I turn to the clown with a smile, pleased that we're making progress. He hasn't killed me yet, he wants me to take pictures, and now he's feeding me. If I do end up dying tonight instead of making my pièce de résistance film, at least I'll have a full belly and known someone who could have been a friend.
Instead of accepting my thanks, my mysterious silent ally shakes his head and points back at the buffet. My brow furrows, then suddenly everything becomes clear when the table starts to laugh.
It's a woman. The Fat Lady. That old saying about when the fat lady sings pops into my head, but it's about four seconds too late as the smorgasbord takes on a new meaning. Suddenly, the drapery makes sense. The chains of sausages - that aren't sausages - make sense. The performer entertaining the table makes sense. Of course he'd be talking to the table, if it wasn't a table at all.
Oh. My. God.
My eyes twitch back and forth, reading the whole scene anew. The plates in the party attendees' hands. The pile of buns beside the food. The way burgers seem crammed into the display with sausages, and the odd choice of a large, circular bowl to display all the offerings. Even the wine takes on a new meaning, as I watch a stranger dip their glass into the Fat Lady's bowls and take a sip. My own stomach swirls, but there's nothing left to heave. I can only watch in horrified fascination as they feast on one of their own.

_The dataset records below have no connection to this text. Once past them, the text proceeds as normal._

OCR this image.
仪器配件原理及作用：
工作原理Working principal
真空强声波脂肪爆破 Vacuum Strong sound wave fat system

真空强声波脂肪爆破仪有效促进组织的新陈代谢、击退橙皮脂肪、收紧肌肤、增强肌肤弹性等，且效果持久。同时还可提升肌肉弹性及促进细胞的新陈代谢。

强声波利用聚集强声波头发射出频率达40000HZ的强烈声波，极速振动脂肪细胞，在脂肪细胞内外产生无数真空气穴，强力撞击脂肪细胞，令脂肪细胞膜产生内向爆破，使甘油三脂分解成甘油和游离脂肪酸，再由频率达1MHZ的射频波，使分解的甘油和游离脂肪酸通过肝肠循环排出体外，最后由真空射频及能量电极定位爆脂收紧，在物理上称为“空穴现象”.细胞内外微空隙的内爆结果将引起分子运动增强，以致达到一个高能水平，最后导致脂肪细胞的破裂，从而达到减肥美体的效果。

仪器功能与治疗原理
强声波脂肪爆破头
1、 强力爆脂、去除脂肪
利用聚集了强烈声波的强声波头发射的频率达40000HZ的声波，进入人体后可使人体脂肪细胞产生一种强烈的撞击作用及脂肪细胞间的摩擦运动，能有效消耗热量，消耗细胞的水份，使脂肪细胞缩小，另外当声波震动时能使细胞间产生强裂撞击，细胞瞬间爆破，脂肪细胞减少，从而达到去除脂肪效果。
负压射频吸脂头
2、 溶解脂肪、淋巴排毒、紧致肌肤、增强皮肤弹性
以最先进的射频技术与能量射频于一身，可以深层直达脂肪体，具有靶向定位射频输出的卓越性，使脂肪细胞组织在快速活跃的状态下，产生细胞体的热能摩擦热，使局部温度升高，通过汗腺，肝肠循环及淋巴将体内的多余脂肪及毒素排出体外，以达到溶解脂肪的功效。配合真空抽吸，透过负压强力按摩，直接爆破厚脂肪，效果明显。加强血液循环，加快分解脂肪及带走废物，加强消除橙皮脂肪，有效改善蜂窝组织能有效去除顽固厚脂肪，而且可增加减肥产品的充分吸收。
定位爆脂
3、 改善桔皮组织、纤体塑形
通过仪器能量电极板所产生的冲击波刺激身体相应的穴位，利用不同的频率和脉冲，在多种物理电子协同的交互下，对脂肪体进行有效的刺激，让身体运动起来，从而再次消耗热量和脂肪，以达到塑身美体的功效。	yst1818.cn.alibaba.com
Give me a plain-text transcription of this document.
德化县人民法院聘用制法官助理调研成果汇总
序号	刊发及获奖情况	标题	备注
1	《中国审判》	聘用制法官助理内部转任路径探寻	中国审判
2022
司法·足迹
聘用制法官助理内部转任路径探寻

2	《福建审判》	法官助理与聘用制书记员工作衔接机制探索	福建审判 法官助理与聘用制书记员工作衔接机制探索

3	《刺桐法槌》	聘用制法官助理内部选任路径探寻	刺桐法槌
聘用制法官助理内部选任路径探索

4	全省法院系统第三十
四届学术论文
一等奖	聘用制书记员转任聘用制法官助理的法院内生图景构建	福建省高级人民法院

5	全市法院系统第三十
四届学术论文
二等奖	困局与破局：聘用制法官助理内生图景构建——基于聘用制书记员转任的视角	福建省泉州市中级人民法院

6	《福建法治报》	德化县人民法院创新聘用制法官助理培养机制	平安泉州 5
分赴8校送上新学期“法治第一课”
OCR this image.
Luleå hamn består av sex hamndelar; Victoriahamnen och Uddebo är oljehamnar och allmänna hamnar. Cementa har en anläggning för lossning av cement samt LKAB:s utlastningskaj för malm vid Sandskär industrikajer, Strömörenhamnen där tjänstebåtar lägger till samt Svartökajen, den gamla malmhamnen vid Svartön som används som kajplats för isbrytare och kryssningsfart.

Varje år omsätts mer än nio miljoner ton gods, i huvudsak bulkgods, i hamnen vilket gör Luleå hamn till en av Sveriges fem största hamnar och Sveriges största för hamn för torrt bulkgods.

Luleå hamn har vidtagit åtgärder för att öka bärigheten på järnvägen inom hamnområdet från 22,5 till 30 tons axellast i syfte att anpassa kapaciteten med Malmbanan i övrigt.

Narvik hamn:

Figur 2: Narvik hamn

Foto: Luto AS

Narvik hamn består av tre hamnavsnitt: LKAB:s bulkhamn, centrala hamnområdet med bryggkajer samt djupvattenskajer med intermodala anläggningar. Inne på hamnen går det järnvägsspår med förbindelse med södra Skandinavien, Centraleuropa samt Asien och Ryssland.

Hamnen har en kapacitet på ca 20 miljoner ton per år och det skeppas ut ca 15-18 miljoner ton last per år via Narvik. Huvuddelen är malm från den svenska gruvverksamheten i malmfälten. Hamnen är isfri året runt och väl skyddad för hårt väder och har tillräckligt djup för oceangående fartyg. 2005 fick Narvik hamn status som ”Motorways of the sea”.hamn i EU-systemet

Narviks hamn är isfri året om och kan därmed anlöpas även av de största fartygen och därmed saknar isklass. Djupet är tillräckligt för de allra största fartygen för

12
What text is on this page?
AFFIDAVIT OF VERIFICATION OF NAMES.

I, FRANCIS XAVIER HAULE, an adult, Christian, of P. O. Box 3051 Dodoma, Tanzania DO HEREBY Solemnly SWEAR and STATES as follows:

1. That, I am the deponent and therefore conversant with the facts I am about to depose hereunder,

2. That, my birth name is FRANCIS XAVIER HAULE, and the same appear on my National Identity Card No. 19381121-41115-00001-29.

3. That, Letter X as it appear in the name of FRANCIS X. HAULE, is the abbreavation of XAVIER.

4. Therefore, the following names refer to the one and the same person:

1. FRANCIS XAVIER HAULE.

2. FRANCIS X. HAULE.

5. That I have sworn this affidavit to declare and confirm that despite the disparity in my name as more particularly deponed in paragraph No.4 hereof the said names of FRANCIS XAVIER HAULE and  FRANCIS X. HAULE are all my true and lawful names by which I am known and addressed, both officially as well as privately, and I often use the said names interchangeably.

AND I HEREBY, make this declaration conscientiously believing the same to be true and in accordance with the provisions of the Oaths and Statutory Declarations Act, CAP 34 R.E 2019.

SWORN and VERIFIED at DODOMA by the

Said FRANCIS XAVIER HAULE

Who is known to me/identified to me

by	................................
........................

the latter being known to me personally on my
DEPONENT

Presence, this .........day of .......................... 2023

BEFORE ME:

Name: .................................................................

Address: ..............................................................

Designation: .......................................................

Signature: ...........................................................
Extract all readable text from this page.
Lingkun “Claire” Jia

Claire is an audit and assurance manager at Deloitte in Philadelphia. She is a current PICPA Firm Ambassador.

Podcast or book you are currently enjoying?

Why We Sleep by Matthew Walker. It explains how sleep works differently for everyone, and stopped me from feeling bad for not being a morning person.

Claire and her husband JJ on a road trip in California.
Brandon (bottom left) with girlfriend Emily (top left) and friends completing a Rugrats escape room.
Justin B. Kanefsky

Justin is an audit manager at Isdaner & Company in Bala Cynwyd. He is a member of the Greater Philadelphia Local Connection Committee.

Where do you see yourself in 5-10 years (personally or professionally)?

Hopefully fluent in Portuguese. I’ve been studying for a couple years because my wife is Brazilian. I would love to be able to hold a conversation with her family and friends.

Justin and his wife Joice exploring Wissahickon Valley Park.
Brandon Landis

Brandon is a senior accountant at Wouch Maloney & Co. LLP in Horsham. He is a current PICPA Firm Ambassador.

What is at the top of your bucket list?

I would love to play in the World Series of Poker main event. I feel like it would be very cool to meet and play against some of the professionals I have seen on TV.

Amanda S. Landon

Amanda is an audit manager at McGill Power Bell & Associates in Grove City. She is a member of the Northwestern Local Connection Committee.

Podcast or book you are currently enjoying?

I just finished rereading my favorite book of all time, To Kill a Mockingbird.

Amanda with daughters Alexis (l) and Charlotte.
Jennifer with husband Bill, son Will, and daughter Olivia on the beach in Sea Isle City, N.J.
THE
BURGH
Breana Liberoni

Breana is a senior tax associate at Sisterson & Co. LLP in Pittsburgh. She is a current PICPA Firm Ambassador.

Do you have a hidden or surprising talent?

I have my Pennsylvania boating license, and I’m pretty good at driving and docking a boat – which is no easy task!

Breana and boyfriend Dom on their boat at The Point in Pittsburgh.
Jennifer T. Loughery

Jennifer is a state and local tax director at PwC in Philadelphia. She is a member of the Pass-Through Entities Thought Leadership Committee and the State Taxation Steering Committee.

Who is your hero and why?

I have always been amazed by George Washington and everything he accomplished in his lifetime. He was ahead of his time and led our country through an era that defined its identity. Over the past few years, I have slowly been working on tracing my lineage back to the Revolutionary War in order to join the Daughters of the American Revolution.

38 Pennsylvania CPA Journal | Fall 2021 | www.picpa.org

It's otherworldly. It's sick. If I wasn't scarred enough by the bleeding clown and the half-skinned Gypsy, now I have the memory of an extremely large woman cut open at the belly, her intestines spilling onto the floor as the rest of the cast serve themselves. Getting fat on her fame, taking pieces of her for their own. They'll gobble her up and spit her out, allowing bits and bobbles to process through themselves and out the other end, assuming ghosts still have to relieve themselves. Or she may stay in limbo, hollowed out and used up, but not quite enough to be gone.
The clown's eyes are hard as he gestures towards the woman. This time, I shake my head. If he wants me to eat something, he'll have to force it down my throat. There's no other way I'm going to eat any of that. I'll just die with an empty stomach.
Instead of throwing me mouth-first into the pile of body parts, he plants both feet and lays his hands on his chest, throwing back his head in silent laughter. His whole body shakes with the effort, giving the impression of a full-belly guffaw that ripples out to his toes and the tips of his fuzzy hair. Tears swim in his eyes - real tears, not bloody ones - and he props himself up on one knee, the other hand held up in surrender as he continues to quake.
I don't get it. He thinks this is hilarious, but I don't know why.
The Gypsy materializes out of thin air, posing beside the fat lady's gaping stomach. She dips one finger into the pit and licks it. My stomach rolls over again, and I realize that the smell I've been attributing to my clown frienemy is too coppery for one person. It's both of them, him and the Fat Lady. Two pools of blood dripping on the floor.
"No." My voice is hoarse, and suddenly I'm exhausted. I want to get out of here, but I know they won't let me. It's a game, now. A sick, squalor-filled little trick that'll keep me up at night for the rest of my life. I want to believe it's a nightmare and I'll wake up eventually, but I know that's not the case. As weird as it is, there are too many details for it to be fake. The metal smell. The sticky feeling on my pants, where something that I thought was wine soaked me to the skin. The pressure of the Gypsy's hand on my back, the way the clown's hair wobbles when he laughs. No, this is real. I'm just in a horrible, horrible place.
I'm in hell. This is hell. And they're serving up people for dinner.
The Gypsy smiles, as if she can hear my thoughts. Then she beckons to my camera. "If you're ready, now would be the perfect time for a picture."